You have not understood the play but misjudged it even before you read it. So go back and instead of reading it, watch it in a theater (or the 1968 film version – which is amazing
).
If you have any more questions or misinformed opinions on Shakespeare feel free to point me in their direction.
Sincerely,
Caroline (16 on May 19th 2009)
P.s Juliet wakes up after Romeo is dead, proclaiming that his lips are still warm which means he died recently. She doesn’t wake up just as he dies.
I disagree, absolutely.
Romeo and Juliet is about true love, a love worth dying for and the very fact that it spans so few a days (the lovers are dead by the 5th day of their acquaintance) shows how explosive this passion is.
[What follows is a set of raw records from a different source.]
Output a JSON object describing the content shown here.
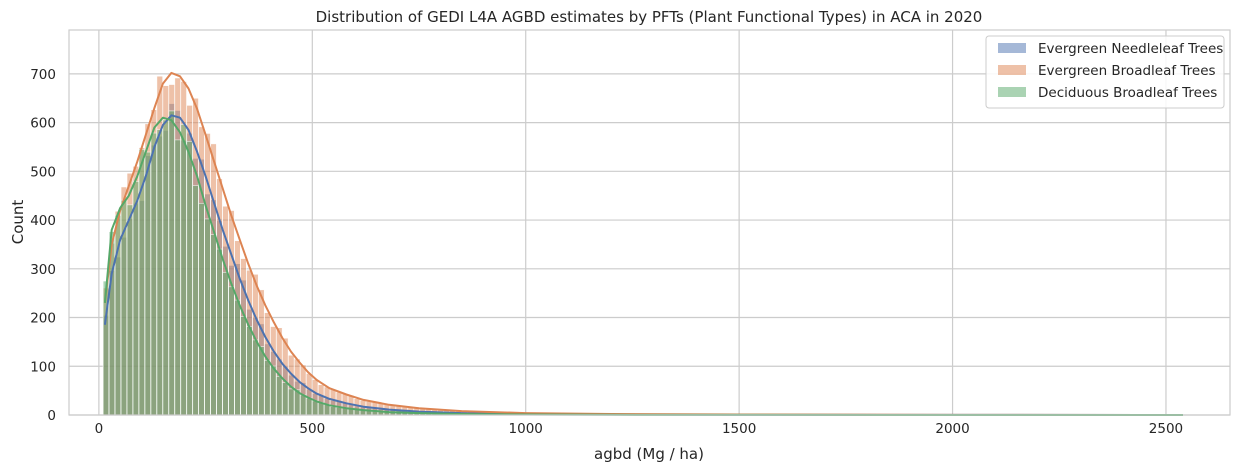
{
  "chart_data": {
    "type": "histogram",
    "title": "Distribution of GEDI L4A AGBD estimates by PFTs (Plant Functional Types) in ACA in 2020",
    "xlabel": "agbd (Mg / ha)",
    "ylabel": "Count",
    "xlim": [
      -70,
      2650
    ],
    "ylim": [
      0,
      790
    ],
    "xticks": [
      0,
      500,
      1000,
      1500,
      2000,
      2500
    ],
    "yticks": [
      0,
      100,
      200,
      300,
      400,
      500,
      600,
      700
    ],
    "grid": true,
    "legend_position": "top-right",
    "bin_width": 14,
    "bin_start": 10,
    "kde": true,
    "series": [
      {
        "name": "Evergreen Needleleaf Trees",
        "color": "#4c72b0",
        "kde_points": [
          [
            14,
            185
          ],
          [
            30,
            290
          ],
          [
            50,
            360
          ],
          [
            70,
            400
          ],
          [
            90,
            440
          ],
          [
            110,
            490
          ],
          [
            130,
            550
          ],
          [
            150,
            595
          ],
          [
            170,
            615
          ],
          [
            190,
            610
          ],
          [
            210,
            585
          ],
          [
            230,
            540
          ],
          [
            250,
            490
          ],
          [
            270,
            435
          ],
          [
            290,
            380
          ],
          [
            310,
            330
          ],
          [
            330,
            280
          ],
          [
            350,
            235
          ],
          [
            370,
            195
          ],
          [
            390,
            160
          ],
          [
            410,
            130
          ],
          [
            430,
            105
          ],
          [
            450,
            85
          ],
          [
            470,
            68
          ],
          [
            490,
            55
          ],
          [
            510,
            44
          ],
          [
            540,
            33
          ],
          [
            580,
            24
          ],
          [
            620,
            17
          ],
          [
            680,
            11
          ],
          [
            750,
            7
          ],
          [
            850,
            4
          ],
          [
            1000,
            2
          ],
          [
            1200,
            1
          ],
          [
            1500,
            0.5
          ],
          [
            2000,
            0.2
          ],
          [
            2540,
            0
          ]
        ]
      },
      {
        "name": "Evergreen Broadleaf Trees",
        "color": "#dd8452",
        "kde_points": [
          [
            14,
            230
          ],
          [
            30,
            350
          ],
          [
            50,
            420
          ],
          [
            70,
            470
          ],
          [
            90,
            520
          ],
          [
            110,
            575
          ],
          [
            130,
            630
          ],
          [
            150,
            680
          ],
          [
            170,
            702
          ],
          [
            190,
            695
          ],
          [
            210,
            670
          ],
          [
            230,
            628
          ],
          [
            250,
            575
          ],
          [
            270,
            520
          ],
          [
            290,
            465
          ],
          [
            310,
            410
          ],
          [
            330,
            360
          ],
          [
            350,
            310
          ],
          [
            370,
            265
          ],
          [
            390,
            225
          ],
          [
            410,
            190
          ],
          [
            430,
            158
          ],
          [
            450,
            130
          ],
          [
            470,
            108
          ],
          [
            490,
            88
          ],
          [
            510,
            72
          ],
          [
            540,
            55
          ],
          [
            580,
            42
          ],
          [
            620,
            31
          ],
          [
            680,
            21
          ],
          [
            750,
            14
          ],
          [
            850,
            8
          ],
          [
            1000,
            4
          ],
          [
            1200,
            2
          ],
          [
            1500,
            1
          ],
          [
            2000,
            0.3
          ],
          [
            2540,
            0
          ]
        ]
      },
      {
        "name": "Deciduous Broadleaf Trees",
        "color": "#55a868",
        "kde_points": [
          [
            14,
            230
          ],
          [
            30,
            380
          ],
          [
            50,
            425
          ],
          [
            70,
            450
          ],
          [
            90,
            490
          ],
          [
            110,
            540
          ],
          [
            130,
            590
          ],
          [
            150,
            610
          ],
          [
            170,
            605
          ],
          [
            190,
            580
          ],
          [
            210,
            540
          ],
          [
            230,
            490
          ],
          [
            250,
            430
          ],
          [
            270,
            375
          ],
          [
            290,
            320
          ],
          [
            310,
            270
          ],
          [
            330,
            225
          ],
          [
            350,
            185
          ],
          [
            370,
            150
          ],
          [
            390,
            120
          ],
          [
            410,
            95
          ],
          [
            430,
            75
          ],
          [
            450,
            58
          ],
          [
            470,
            45
          ],
          [
            490,
            36
          ],
          [
            510,
            28
          ],
          [
            540,
            20
          ],
          [
            580,
            14
          ],
          [
            620,
            10
          ],
          [
            680,
            6
          ],
          [
            750,
            4
          ],
          [
            850,
            2
          ],
          [
            1000,
            1
          ],
          [
            1200,
            0.5
          ],
          [
            1500,
            0.2
          ],
          [
            2000,
            0.1
          ],
          [
            2540,
            0
          ]
        ]
      }
    ]
  }
}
You say that this play must be about fickle teenage hormones because Romeo\’s \’love\’ takes a direct U turn, moving so swiftly from Rosaline to Juliet that the audience cannot help but think he is fickle. In the first few moments of this change, perhaps. But we soon find out that, as a character, Romeo’s relation to love is not so simple. At the beginning of the play Romeo yearns for Rosaline, proclaiming her the paragon of women and despairing at her wise indifference toward him (wise because his love is, as she suggests an attempt as he tries to re-create the feelings that he has read about). Which, when taken together, makes Romeo’s Rosaline-induced histrionics seem rather juvenile. So you are right to say that this love is teenagish. Your thought that this \’love\’ was based on hormones however is utterly wrong and does a great injustice to the entire meaning of the play.
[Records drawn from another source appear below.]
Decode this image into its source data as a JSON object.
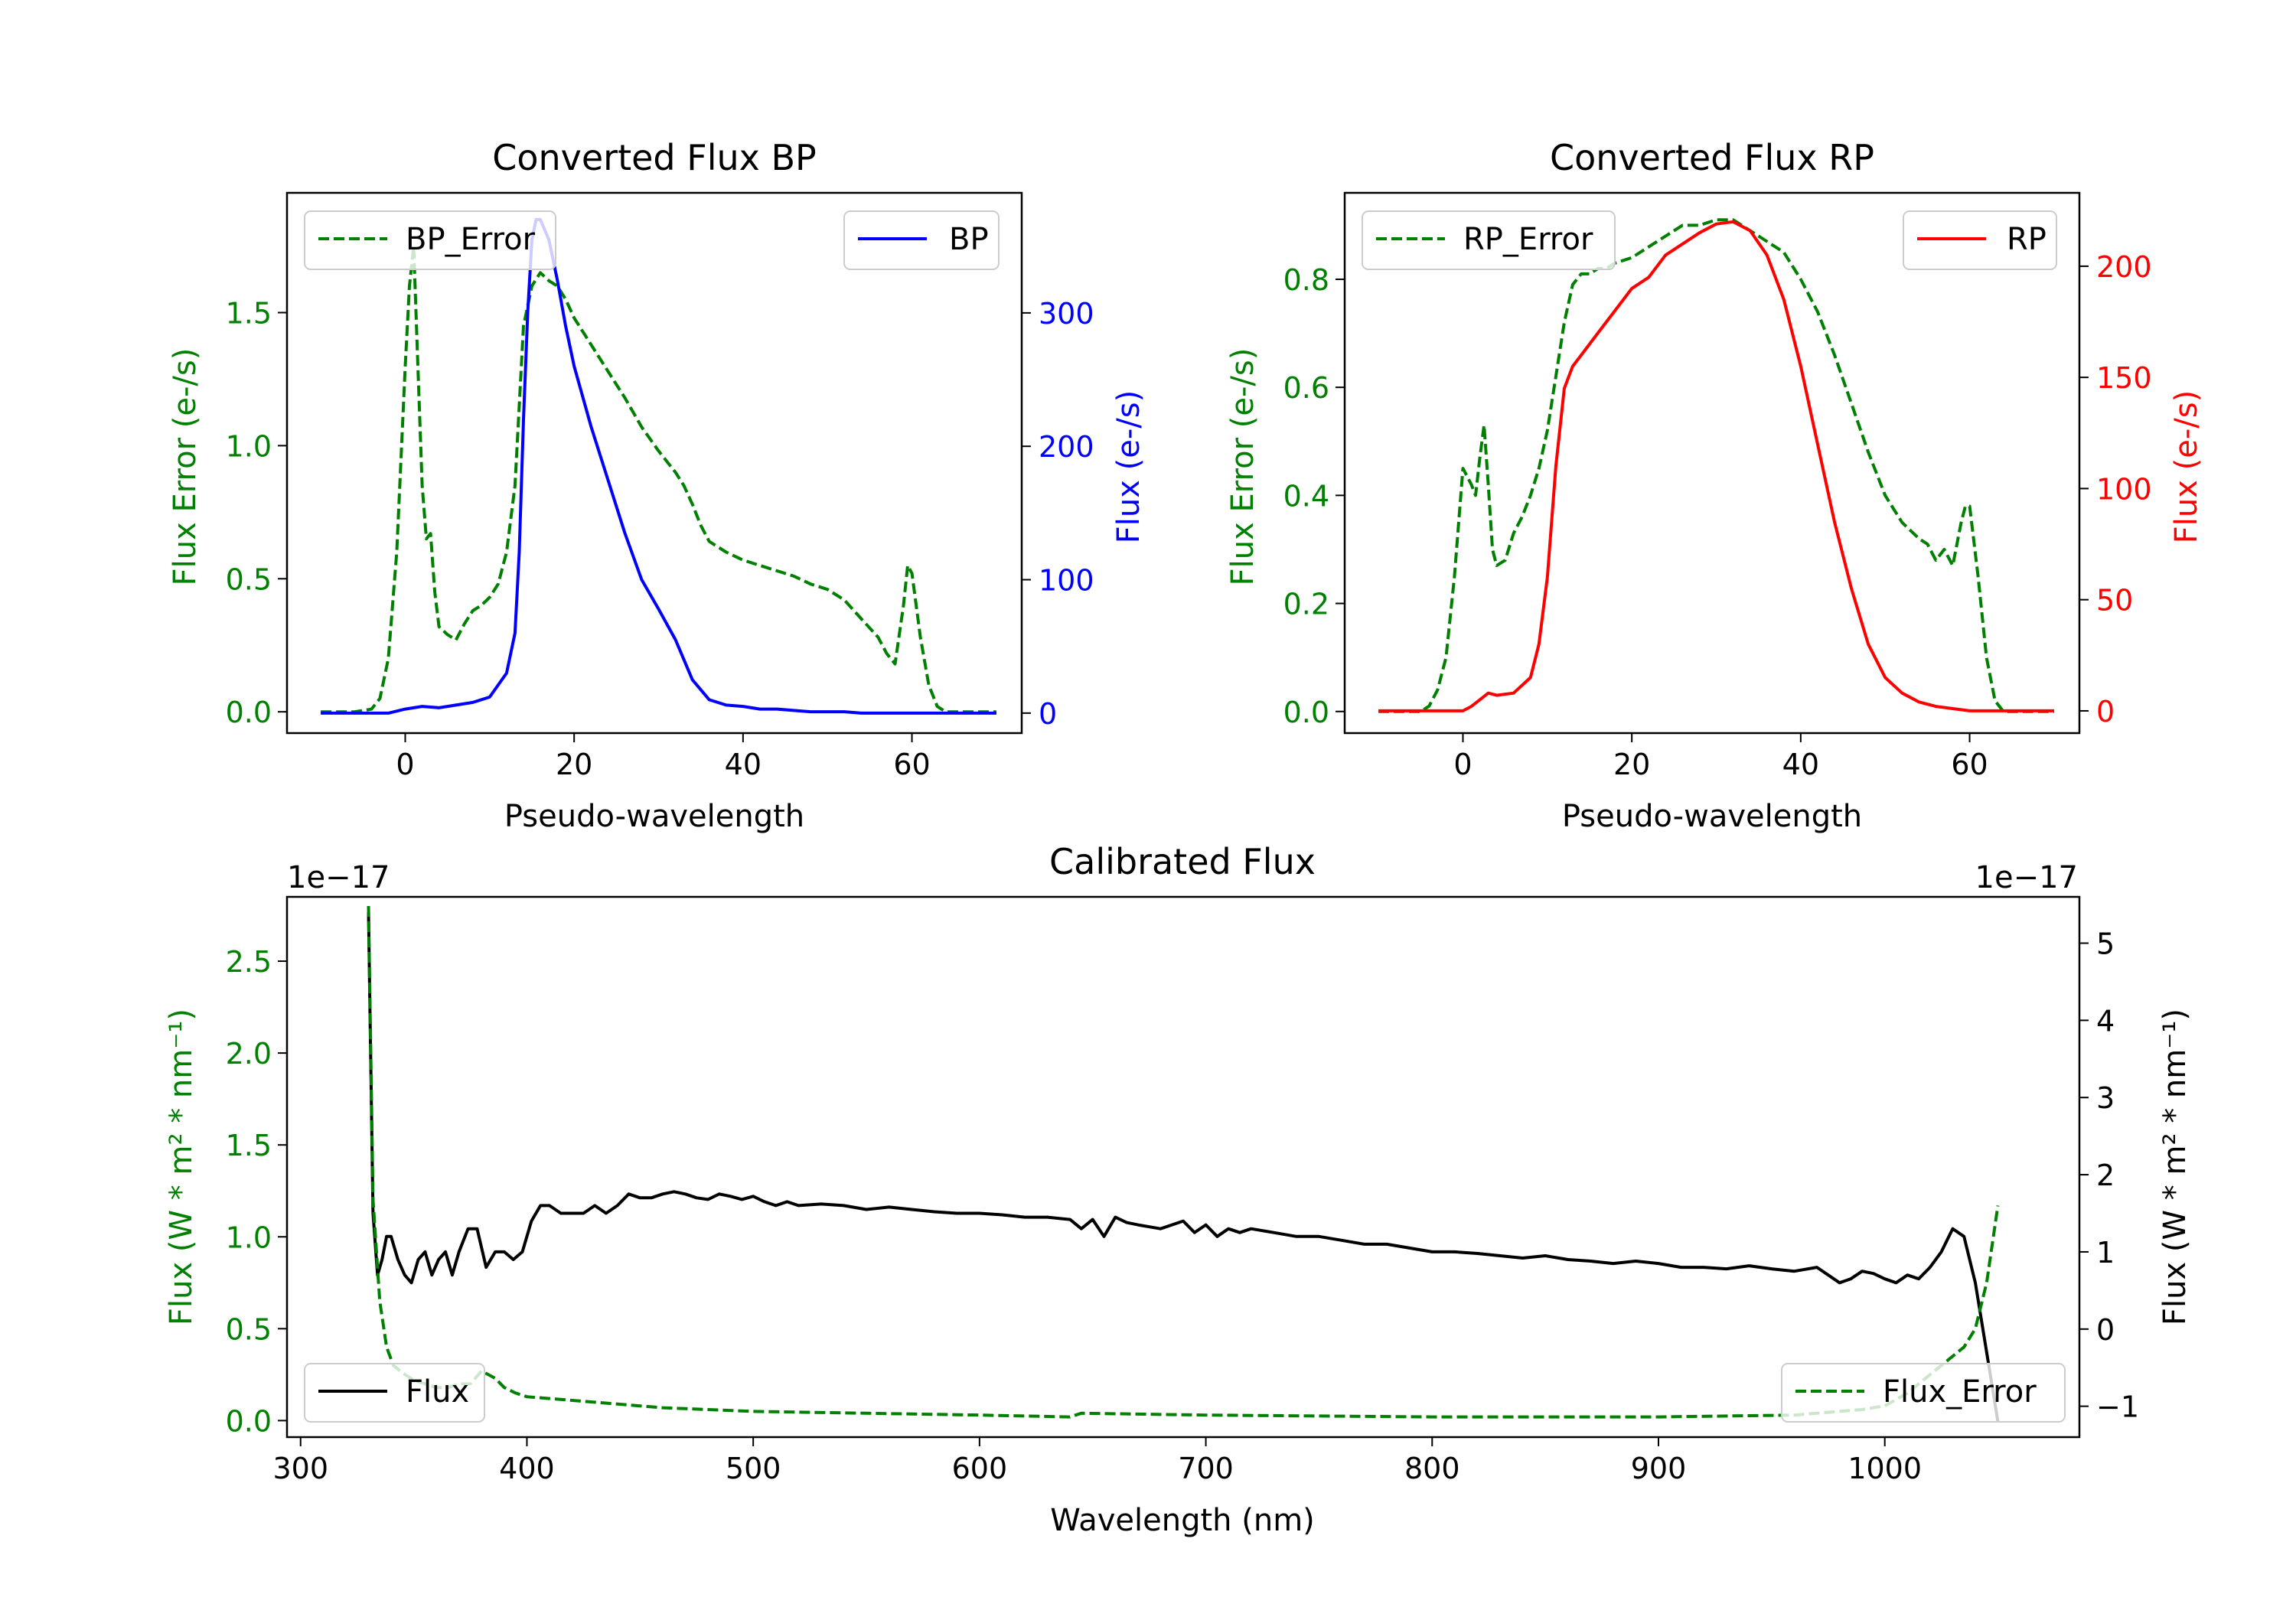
{
  "colors": {
    "green": "#008000",
    "blue": "#0000ff",
    "red": "#ff0000",
    "black": "#000000",
    "axis": "#000000"
  },
  "chart_data": [
    {
      "id": "bp",
      "type": "line",
      "title": "Converted Flux BP",
      "xlabel": "Pseudo-wavelength",
      "ylabel_left": "Flux Error (e-/s)",
      "ylabel_right": "Flux (e-/s)",
      "xlim": [
        -14,
        73
      ],
      "ylim_left": [
        -0.08,
        1.95
      ],
      "ylim_right": [
        -15,
        390
      ],
      "xticks": [
        0,
        20,
        40,
        60
      ],
      "yticks_left": [
        0.0,
        0.5,
        1.0,
        1.5
      ],
      "yticks_right": [
        0,
        100,
        200,
        300
      ],
      "legend_left": {
        "label": "BP_Error",
        "position": "upper-left"
      },
      "legend_right": {
        "label": "BP",
        "position": "upper-right"
      },
      "series": [
        {
          "name": "BP_Error",
          "axis": "left",
          "style": "dashed",
          "color": "#008000",
          "x": [
            -10,
            -6,
            -4,
            -3,
            -2,
            -1,
            0,
            0.5,
            1,
            1.5,
            2,
            2.5,
            3,
            3.5,
            4,
            5,
            6,
            7,
            8,
            9,
            10,
            11,
            12,
            13,
            14,
            15,
            16,
            17,
            18,
            19,
            20,
            22,
            24,
            26,
            28,
            30,
            32,
            33,
            34,
            35,
            36,
            38,
            40,
            42,
            44,
            46,
            48,
            50,
            52,
            54,
            56,
            57,
            58,
            59,
            59.5,
            60,
            61,
            62,
            63,
            64,
            66,
            70
          ],
          "y": [
            0.0,
            0.0,
            0.01,
            0.05,
            0.2,
            0.6,
            1.3,
            1.6,
            1.75,
            1.3,
            0.85,
            0.65,
            0.67,
            0.45,
            0.32,
            0.29,
            0.27,
            0.33,
            0.38,
            0.4,
            0.43,
            0.48,
            0.6,
            0.85,
            1.45,
            1.6,
            1.65,
            1.62,
            1.6,
            1.55,
            1.48,
            1.38,
            1.28,
            1.18,
            1.07,
            0.98,
            0.9,
            0.85,
            0.78,
            0.7,
            0.64,
            0.6,
            0.57,
            0.55,
            0.53,
            0.51,
            0.48,
            0.46,
            0.42,
            0.35,
            0.28,
            0.22,
            0.18,
            0.4,
            0.55,
            0.52,
            0.28,
            0.1,
            0.02,
            0.0,
            0.0,
            0.0
          ]
        },
        {
          "name": "BP",
          "axis": "right",
          "style": "solid",
          "color": "#0000ff",
          "x": [
            -10,
            -4,
            -2,
            0,
            2,
            4,
            6,
            8,
            10,
            12,
            13,
            13.5,
            14,
            14.5,
            15,
            15.5,
            16,
            17,
            18,
            19,
            20,
            22,
            24,
            26,
            28,
            30,
            32,
            34,
            36,
            38,
            40,
            42,
            44,
            46,
            48,
            50,
            52,
            54,
            56,
            58,
            60,
            62,
            64,
            66,
            70
          ],
          "y": [
            0,
            0,
            0,
            3,
            5,
            4,
            6,
            8,
            12,
            30,
            60,
            120,
            220,
            300,
            355,
            370,
            370,
            355,
            325,
            290,
            260,
            215,
            175,
            135,
            100,
            78,
            55,
            25,
            10,
            6,
            5,
            3,
            3,
            2,
            1,
            1,
            1,
            0,
            0,
            0,
            0,
            0,
            0,
            0,
            0
          ]
        }
      ]
    },
    {
      "id": "rp",
      "type": "line",
      "title": "Converted Flux RP",
      "xlabel": "Pseudo-wavelength",
      "ylabel_left": "Flux Error (e-/s)",
      "ylabel_right": "Flux (e-/s)",
      "xlim": [
        -14,
        73
      ],
      "ylim_left": [
        -0.04,
        0.96
      ],
      "ylim_right": [
        -10,
        233
      ],
      "xticks": [
        0,
        20,
        40,
        60
      ],
      "yticks_left": [
        0.0,
        0.2,
        0.4,
        0.6,
        0.8
      ],
      "yticks_right": [
        0,
        50,
        100,
        150,
        200
      ],
      "legend_left": {
        "label": "RP_Error",
        "position": "upper-left"
      },
      "legend_right": {
        "label": "RP",
        "position": "upper-right"
      },
      "series": [
        {
          "name": "RP_Error",
          "axis": "left",
          "style": "dashed",
          "color": "#008000",
          "x": [
            -10,
            -5,
            -4,
            -3,
            -2,
            -1,
            0,
            1,
            1.5,
            2,
            2.5,
            3,
            3.5,
            4,
            5,
            6,
            7,
            8,
            9,
            10,
            11,
            12,
            13,
            14,
            15,
            16,
            17,
            18,
            20,
            22,
            24,
            26,
            28,
            30,
            32,
            34,
            36,
            38,
            40,
            42,
            44,
            46,
            48,
            50,
            52,
            54,
            55,
            56,
            57,
            58,
            59,
            59.5,
            60,
            61,
            62,
            63,
            64,
            66,
            70
          ],
          "y": [
            0.0,
            0.0,
            0.01,
            0.04,
            0.1,
            0.25,
            0.45,
            0.42,
            0.4,
            0.47,
            0.53,
            0.42,
            0.3,
            0.27,
            0.28,
            0.33,
            0.36,
            0.4,
            0.45,
            0.52,
            0.62,
            0.72,
            0.79,
            0.81,
            0.81,
            0.82,
            0.82,
            0.83,
            0.84,
            0.86,
            0.88,
            0.9,
            0.9,
            0.91,
            0.91,
            0.89,
            0.87,
            0.85,
            0.8,
            0.74,
            0.66,
            0.57,
            0.48,
            0.4,
            0.35,
            0.32,
            0.31,
            0.28,
            0.3,
            0.27,
            0.35,
            0.38,
            0.38,
            0.25,
            0.1,
            0.02,
            0.0,
            0.0,
            0.0
          ]
        },
        {
          "name": "RP",
          "axis": "right",
          "style": "solid",
          "color": "#ff0000",
          "x": [
            -10,
            -4,
            -2,
            0,
            1,
            2,
            3,
            4,
            6,
            8,
            9,
            10,
            11,
            12,
            13,
            14,
            16,
            18,
            20,
            22,
            24,
            26,
            28,
            30,
            32,
            34,
            36,
            38,
            40,
            42,
            44,
            46,
            48,
            50,
            52,
            54,
            56,
            58,
            60,
            62,
            64,
            66,
            70
          ],
          "y": [
            0,
            0,
            0,
            0,
            2,
            5,
            8,
            7,
            8,
            15,
            30,
            60,
            110,
            145,
            155,
            160,
            170,
            180,
            190,
            195,
            205,
            210,
            215,
            219,
            220,
            216,
            205,
            185,
            155,
            120,
            85,
            55,
            30,
            15,
            8,
            4,
            2,
            1,
            0,
            0,
            0,
            0,
            0
          ]
        }
      ]
    },
    {
      "id": "cal",
      "type": "line",
      "title": "Calibrated Flux",
      "xlabel": "Wavelength (nm)",
      "ylabel_left": "Flux (W * m² * nm⁻¹)",
      "ylabel_right": "Flux (W * m² * nm⁻¹)",
      "offset_left": "1e−17",
      "offset_right": "1e−17",
      "xlim": [
        294,
        1086
      ],
      "ylim_left": [
        -0.09,
        2.85
      ],
      "ylim_right": [
        -1.4,
        5.6
      ],
      "xticks": [
        300,
        400,
        500,
        600,
        700,
        800,
        900,
        1000
      ],
      "yticks_left": [
        0.0,
        0.5,
        1.0,
        1.5,
        2.0,
        2.5
      ],
      "yticks_right": [
        -1,
        0,
        1,
        2,
        3,
        4,
        5
      ],
      "legend_left": {
        "label": "Flux",
        "position": "lower-left"
      },
      "legend_right": {
        "label": "Flux_Error",
        "position": "lower-right"
      },
      "series": [
        {
          "name": "Flux",
          "axis": "right",
          "style": "solid",
          "color": "#000000",
          "x": [
            330,
            332,
            334,
            336,
            338,
            340,
            343,
            346,
            349,
            352,
            355,
            358,
            361,
            364,
            367,
            370,
            374,
            378,
            382,
            386,
            390,
            394,
            398,
            402,
            406,
            410,
            415,
            420,
            425,
            430,
            435,
            440,
            445,
            450,
            455,
            460,
            465,
            470,
            475,
            480,
            485,
            490,
            495,
            500,
            505,
            510,
            515,
            520,
            530,
            540,
            550,
            560,
            570,
            580,
            590,
            600,
            610,
            620,
            630,
            640,
            645,
            650,
            655,
            660,
            665,
            670,
            680,
            690,
            695,
            700,
            705,
            710,
            715,
            720,
            730,
            740,
            750,
            760,
            770,
            780,
            790,
            800,
            810,
            820,
            830,
            840,
            850,
            860,
            870,
            880,
            890,
            900,
            910,
            920,
            930,
            940,
            950,
            960,
            970,
            975,
            980,
            985,
            990,
            995,
            1000,
            1005,
            1010,
            1015,
            1020,
            1025,
            1030,
            1035,
            1040,
            1045,
            1050
          ],
          "y": [
            5.4,
            1.5,
            0.7,
            0.9,
            1.2,
            1.2,
            0.9,
            0.7,
            0.6,
            0.9,
            1.0,
            0.7,
            0.9,
            1.0,
            0.7,
            1.0,
            1.3,
            1.3,
            0.8,
            1.0,
            1.0,
            0.9,
            1.0,
            1.4,
            1.6,
            1.6,
            1.5,
            1.5,
            1.5,
            1.6,
            1.5,
            1.6,
            1.75,
            1.7,
            1.7,
            1.75,
            1.78,
            1.75,
            1.7,
            1.68,
            1.75,
            1.72,
            1.68,
            1.72,
            1.65,
            1.6,
            1.65,
            1.6,
            1.62,
            1.6,
            1.55,
            1.58,
            1.55,
            1.52,
            1.5,
            1.5,
            1.48,
            1.45,
            1.45,
            1.42,
            1.3,
            1.42,
            1.2,
            1.45,
            1.38,
            1.35,
            1.3,
            1.4,
            1.25,
            1.35,
            1.2,
            1.3,
            1.25,
            1.3,
            1.25,
            1.2,
            1.2,
            1.15,
            1.1,
            1.1,
            1.05,
            1.0,
            1.0,
            0.98,
            0.95,
            0.92,
            0.95,
            0.9,
            0.88,
            0.85,
            0.88,
            0.85,
            0.8,
            0.8,
            0.78,
            0.82,
            0.78,
            0.75,
            0.8,
            0.7,
            0.6,
            0.65,
            0.75,
            0.72,
            0.65,
            0.6,
            0.7,
            0.65,
            0.8,
            1.0,
            1.3,
            1.2,
            0.6,
            -0.3,
            -1.2
          ]
        },
        {
          "name": "Flux_Error",
          "axis": "left",
          "style": "dashed",
          "color": "#008000",
          "x": [
            330,
            332,
            335,
            338,
            341,
            345,
            350,
            355,
            360,
            365,
            370,
            375,
            380,
            383,
            386,
            390,
            395,
            400,
            410,
            420,
            430,
            440,
            450,
            460,
            480,
            500,
            550,
            600,
            640,
            645,
            700,
            800,
            900,
            960,
            990,
            1000,
            1010,
            1020,
            1030,
            1035,
            1040,
            1045,
            1050
          ],
          "y": [
            2.8,
            1.2,
            0.65,
            0.4,
            0.3,
            0.26,
            0.22,
            0.2,
            0.18,
            0.18,
            0.2,
            0.2,
            0.27,
            0.25,
            0.23,
            0.18,
            0.15,
            0.13,
            0.12,
            0.11,
            0.1,
            0.09,
            0.08,
            0.07,
            0.06,
            0.05,
            0.04,
            0.03,
            0.02,
            0.04,
            0.03,
            0.02,
            0.02,
            0.03,
            0.06,
            0.08,
            0.15,
            0.25,
            0.35,
            0.4,
            0.5,
            0.75,
            1.17
          ]
        }
      ]
    }
  ]
}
In fact, I wonder if you understood the play at all. Understood the language, the beauty and above all the idealism. You have to understand, before you even begin to contemplate this plays meaning or message, that it is clearly unrealistic. Realism is a comparatively recent literary convention. Living in the twenty-first century, accustomed to reading novels, we tend to suppose that literature has always tried to represent everyday life as it really is. This is not the case and only by recognizing that Shakespeare\’s plays are not realistic that we can understand how they work.
…
Sorry, it posted twice.
Hi, I was just wondering if anyone could give me a few ideas on a question I was given to answer for a piece of homework.
The question was, “How does Romeo’s language change when he first meets Juliet, from what it was when he was “in love” with Rosaline, or something like that.
Does anyone have any ideas?
The only thing which I can think of, is that Romeo has found someone he likes, who likes him back, and also, this love for Juliet is absolutely genuine, unlike his love for Rosaline, which makes him much more happier and uplifted.